Who is a bigger drain?
While lots of attention is heaped on college athletics as a sink of money, what of other parts of universities? It may surprise many outside of universities that some parts of the university are subsidized by other parts.
Take science, like physics and chemistry and, yes, geology. Teaching these subjects for majors usually requires more money than these students pay in tuition (labs are expensive, and and lab-based education will typically have low student to faculty ratios); in contrast, English Lit majors pay far more than their degree costs to teach. Psychology is usually quite the income generator on a big campus. (So every science nerd at a big university owes thanks to those liberal arts kids). So why pick on athletics? Maybe these pointy-headed scientists should pay their own way, too.
There are a few things in favor of these science and engineering departments that help balance the scales. One is that the graduates of those science and engineering departments make more money as alumni, which makes them more likely to donate back to the university (GG has seen recent bachelor’s graduates get salaries exceeding his own). Another is that these programs tend to also have active research programs which bring in money to, among other things, support graduate students, paying their tuition. A third is that these departments usually are teaching service courses to the rest of the university, providing those literature and psychology majors with some breadth to their education. Fourth, having active researchers can lift the university’s prestige (which helps recruit strong faculty). Finally, fifth, a modern university lacking a science and engineering component would be looked upon as deficient. It is part of the package.
How about athletics? They certainly have their share of successful alumni. And they bring in big bucks from TV contracts and the like which helps cover student scholarships. At many Division I schools, the coaches and staff only teach the intercollegiate teams, so they are not contributing to the education of anybody else. Successful athletic programs can bring attention to a school (though increased applications usually turn out to be at the weak end of the applicant pool).
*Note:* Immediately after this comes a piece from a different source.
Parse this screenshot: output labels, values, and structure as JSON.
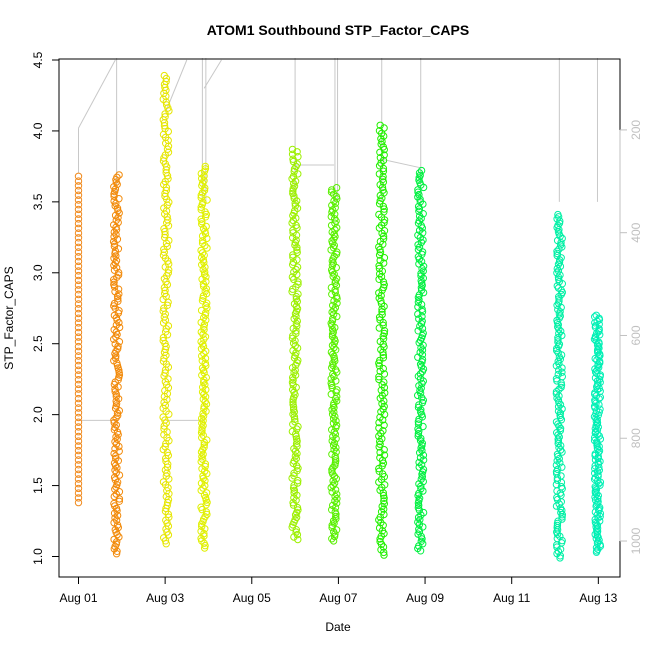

And many might regard a major university without a football or basketball program to be deficient.
Put this way, they don’t seem that different, especially if you make the coaching staff teach survey courses (GG sees it now: “Inspirational leadership I”).
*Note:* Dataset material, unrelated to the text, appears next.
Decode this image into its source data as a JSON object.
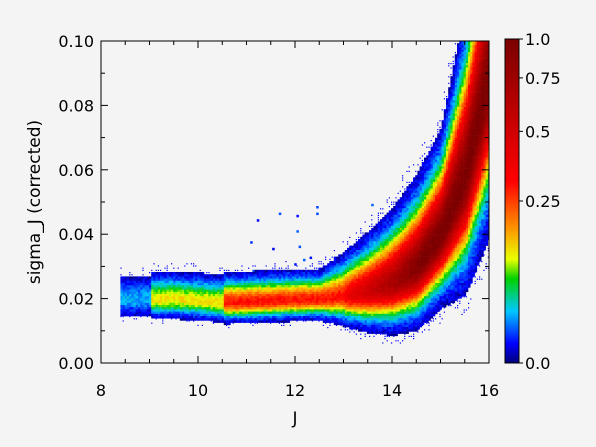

Of course there is a difference of scale. Whole colleges within universities have smaller budgets than many Division I athletic departments. And while academic scandals occur from time to time (brrrumpfWardChurchillHackhack), athletic department scandals seem to be both quite frequent and exceptionally public, so there is actually a greater downside to maintaining an athletic program than a far greater number of academic programs. CU Boulder spends $20M a year on coaches and staff for the 8 intercollegiate sports with perhaps 300 students (and another $24M on ‘other’); Geological Sciences spends perhaps $3M a year on faculty training some 200 undergraduate students and about 100 graduate students (and many of undergraduates enter as juniors, unlike most competitive sports, so perhaps 300-400 current undergraduates will receive a Geological Sciences degree); the cost of training an athlete might well be the highest cost per student of any program on campus (and at CU, their degree is something else: you cannot major in “football” or even “physical education”). If we take the average undergraduate tuition to be $20,000/year (splitting the difference of in- and out of state) and graduate tuition (covered by grants, usually) at $10,000/year, Geological Science students contributed about $7M towards that $3M being paid the faculty. Athletic scholarships were $8.8M, which doesn’t come close to the cost of the coaches, let alone whatever the cost of students’ degrees in other subjects costs.
So why pick on athletics? Because in terms of making the biggest impact on the most students in terms of education (and not entertainment), per dollar, athletics looks like a real loser.
Now to be perfectly clear, GG has nothing against student-athletes, most of whom are truly working hard for an education and who have tremendous demands made on their time with little schedule flexibility by coaches.